Salomon v Salomon & Co Ltd  AC 22 (lawcite link) was the case that got me interested in corporate law. The principle from the case is very simple - a company is a separate legal entity and thus a juristic "person" in the eyes of the law. As with all simple things, the case is complex and has many layers. Aaron Salomon was a Jewish leather merchant in Victorian England. He set up a company with the required seven shareholders (his wife and kids). He lent the company money (as a secured creditor) and then borrowed more money and got into financial trouble. The question of law was who should be paid first, unsecured creditors (like employees and utility bills) or himself as a secured creditor.
The UK Court of Appeal was anti-semetic and felt Salomon was a fraud and his company was a "sham". But the House of Lords court stated that the company was properly set up, there was no fraud and thus Mr Salomon was a distinct entity from his company, his directorship, his shareholding and his rights as a secured creditor.

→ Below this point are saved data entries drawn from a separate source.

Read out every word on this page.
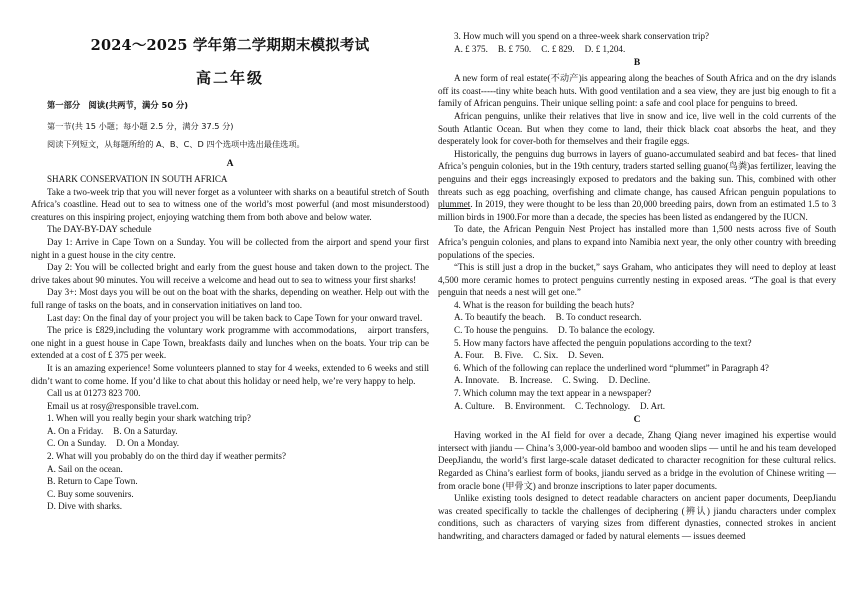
2024～2025 学年第二学期期末模拟考试
高二年级
第一部分　阅读(共两节，满分 50 分)
第一节(共 15 小题；每小题 2.5 分，满分 37.5 分)
阅读下列短文，从每题所给的 A、B、C、D 四个选项中选出最佳选项。
A

SHARK CONSERVATION IN SOUTH AFRICA

Take a two-week trip that you will never forget as a volunteer with sharks on a beautiful stretch of South Africa’s coastline. Head out to sea to witness one of the world’s most powerful (and most misunderstood) creatures on this inspiring project, enjoying watching them from both above and below water.

The DAY-BY-DAY schedule

Day 1: Arrive in Cape Town on a Sunday. You will be collected from the airport and spend your first night in a guest house in the city centre.

Day 2: You will be collected bright and early from the guest house and taken down to the project. The drive takes about 90 minutes. You will receive a welcome and head out to sea to witness your first sharks!

Day 3+: Most days you will be out on the boat with the sharks, depending on weather. Help out with the full range of tasks on the boats, and in conservation initiatives on land too.

Last day: On the final day of your project you will be taken back to Cape Town for your onward travel.

The price is £829,including the voluntary work programme with accommodations,　airport transfers, one night in a guest house in Cape Town, breakfasts daily and lunches when on the boats. Your trip can be extended at a cost of £ 375 per week.

It is an amazing experience! Some volunteers planned to stay for 4 weeks, extended to 6 weeks and still didn’t want to come home. If you’d like to chat about this holiday or need help, we’re very happy to help.

Call us at 01273 823 700.

Email us at rosy@responsible travel.com.

1. When will you really begin your shark watching trip?

A. On a Friday. B. On a Saturday.

C. On a Sunday. D. On a Monday.

2. What will you probably do on the third day if weather permits?

A. Sail on the ocean.

B. Return to Cape Town.

C. Buy some souvenirs.

D. Dive with sharks.

3. How much will you spend on a three-week shark conservation trip?

A. £ 375. B. £ 750. C. £ 829. D. £ 1,204.

B

A new form of real estate(不动产)is appearing along the beaches of South Africa and on the dry islands off its coast-----tiny white beach huts. With good ventilation and a sea view, they are just big enough to fit a family of African penguins. Their unique selling point: a safe and cool place for penguins to breed.

African penguins, unlike their relatives that live in snow and ice, live well in the cold currents of the South Atlantic Ocean. But when they come to land, their thick black coat absorbs the heat, and they desperately look for cover-both for themselves and their fragile eggs.

Historically, the penguins dug burrows in layers of guano-accumulated seabird and bat feces- that lined Africa’s penguin colonies, but in the 19th century, traders started selling guano(鸟粪)as fertilizer, leaving the penguins and their eggs increasingly exposed to predators and the baking sun. This, combined with other threats such as egg poaching, overfishing and climate change, has caused African penguin populations to plummet. In 2019, they were thought to be less than 20,000 breeding pairs, down from an estimated 1.5 to 3 million birds in 1900.For more than a decade, the species has been listed as endangered by the IUCN.

To date, the African Penguin Nest Project has installed more than 1,500 nests across five of South Africa’s penguin colonies, and plans to expand into Namibia next year, the only other country with breeding populations of the species.

“This is still just a drop in the bucket,” says Graham, who anticipates they will need to deploy at least 4,500 more ceramic homes to protect penguins currently nesting in exposed areas. “The goal is that every penguin that needs a nest will get one.”

4. What is the reason for building the beach huts?

A. To beautify the beach. B. To conduct research.

C. To house the penguins. D. To balance the ecology.

5. How many factors have affected the penguin populations according to the text?

A. Four. B. Five. C. Six. D. Seven.

6. Which of the following can replace the underlined word “plummet” in Paragraph 4?

A. Innovate. B. Increase. C. Swing. D. Decline.

7. Which column may the text appear in a newspaper?

A. Culture. B. Environment. C. Technology. D. Art.

C

Having worked in the AI field for over a decade, Zhang Qiang never imagined his expertise would intersect with jiandu — China’s 3,000-year-old bamboo and wooden slips — until he and his team developed DeepJiandu, the world’s first large-scale dataset dedicated to character recognition for these cultural relics. Regarded as China’s earliest form of books, jiandu served as a bridge in the evolution of Chinese writing — from oracle bone (甲骨文) and bronze inscriptions to later paper documents.

Unlike existing tools designed to detect readable characters on ancient paper documents, DeepJiandu was created specifically to tackle the challenges of deciphering (辨认) jiandu characters under complex conditions, such as characters of varying sizes from different dynasties, connected strokes in ancient handwriting, and characters damaged or faded by natural elements — issues deemed
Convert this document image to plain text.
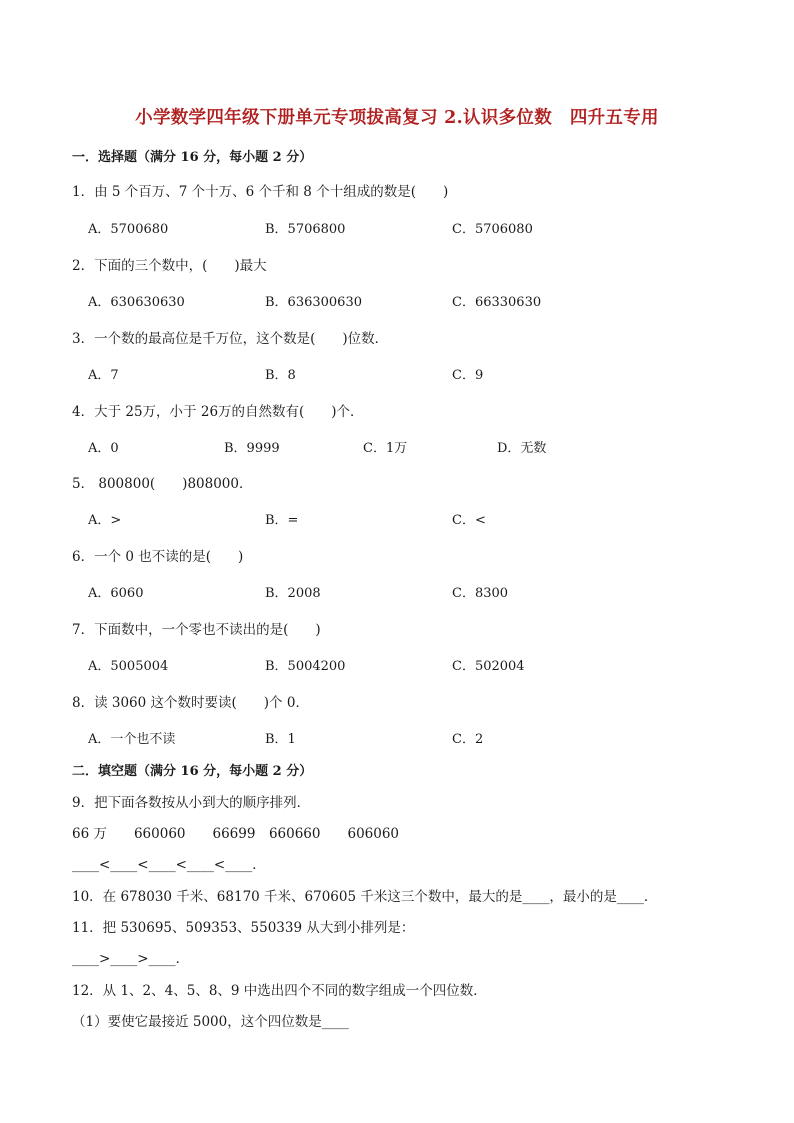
小学数学四年级下册单元专项拔高复习 2.认识多位数　四升五专用
一．选择题（满分 16 分，每小题 2 分）
1．由 5 个百万、7 个十万、6 个千和 8 个十组成的数是(　　)
A．5700680	B．5706800	C．5706080
2．下面的三个数中，(　　)最大
A．630630630	B．636300630	C．66330630
3．一个数的最高位是千万位，这个数是(　　)位数．
A．7	B．8	C．9
4．大于 25万，小于 26万的自然数有(　　)个．
A．0	B．9999	C．1万	D．无数
5． 800800(　　)808000．
A．>	B．=	C．<
6．一个 0 也不读的是(　　)
A．6060	B．2008	C．8300
7．下面数中，一个零也不读出的是(　　)
A．5005004	B．5004200	C．502004
8．读 3060 这个数时要读(　　)个 0．
A．一个也不读	B．1	C．2
二．填空题（满分 16 分，每小题 2 分）
9．把下面各数按从小到大的顺序排列．
66 万　　660060　　66699　660660　　606060
____<____<____<____<____．
10．在 678030 千米、68170 千米、670605 千米这三个数中，最大的是____，最小的是____．
11．把 530695、509353、550339 从大到小排列是：
____>____>____．
12．从 1、2、4、5、8、9 中选出四个不同的数字组成一个四位数．
（1）要使它最接近 5000，这个四位数是____
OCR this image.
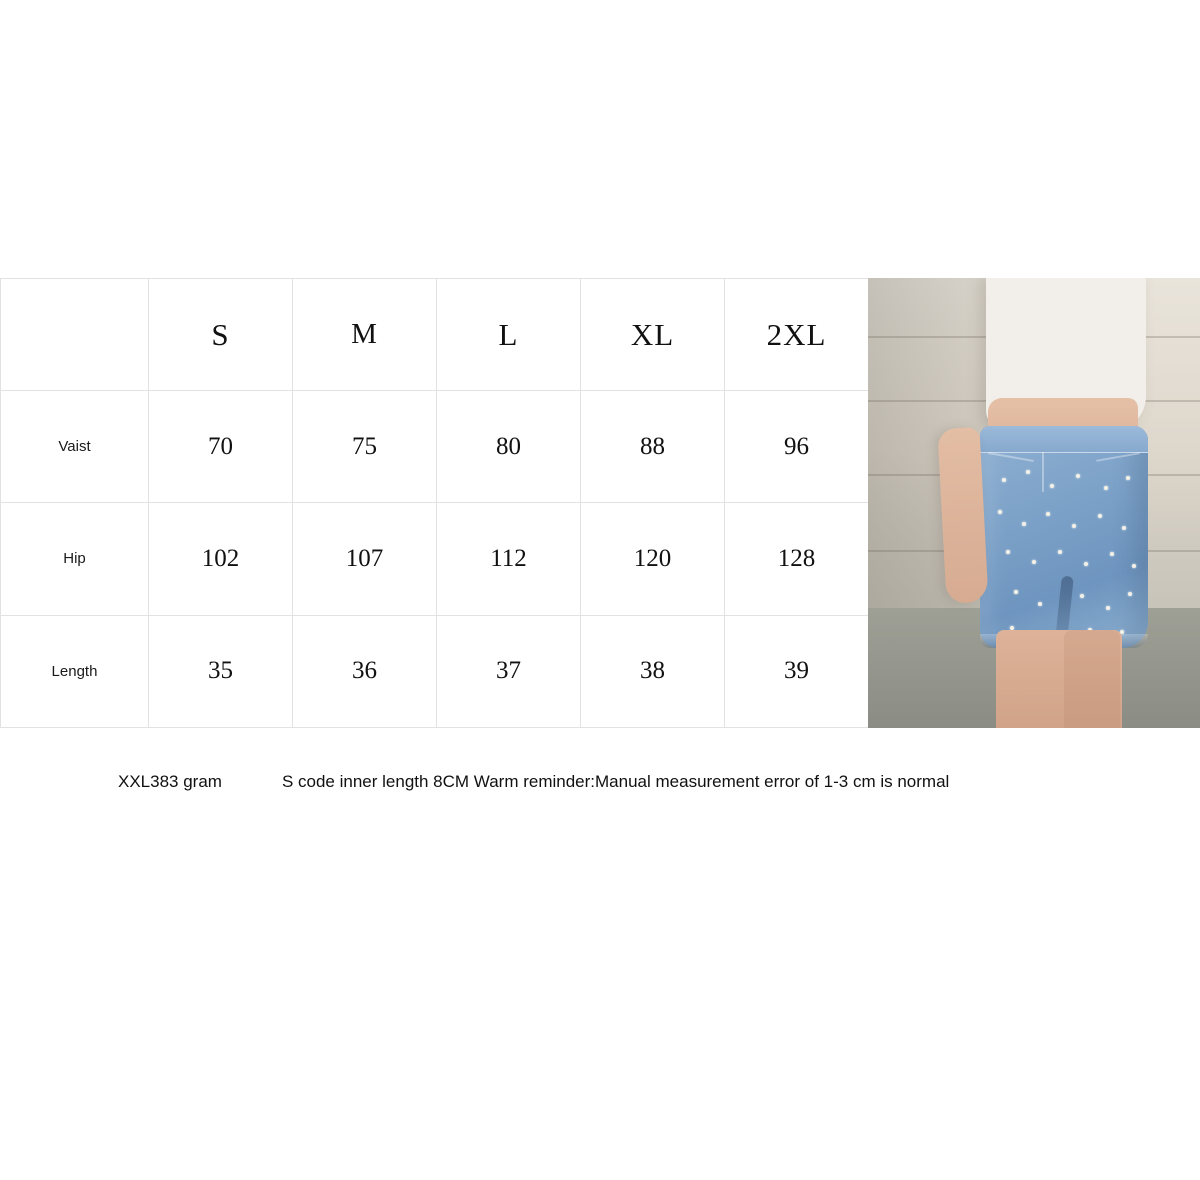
	S	M	L	XL	2XL
Vaist	70	75	80	88	96
Hip	102	107	112	120	128
Length	35	36	37	38	39
XXL383 gram	S code inner length 8CM Warm reminder: Manual measurement error of 1-3 cm is normal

This principle has been applied in many, many cases ever since. When I first read the case in 1983 while at Law School in Coventry (UK) I fell in love (if that is the right expression) with corporate law. Many of you know I wanted to be a "lawyer" from about 14 years old, but in 1983 I decided "corporate law" was going to be "my area of expertise" - over 25 years later, it still is! Also, within corporate law, my area of interest has been directors' duties and securities markets fraud (in particular the confusion over insider trading and market manipulation).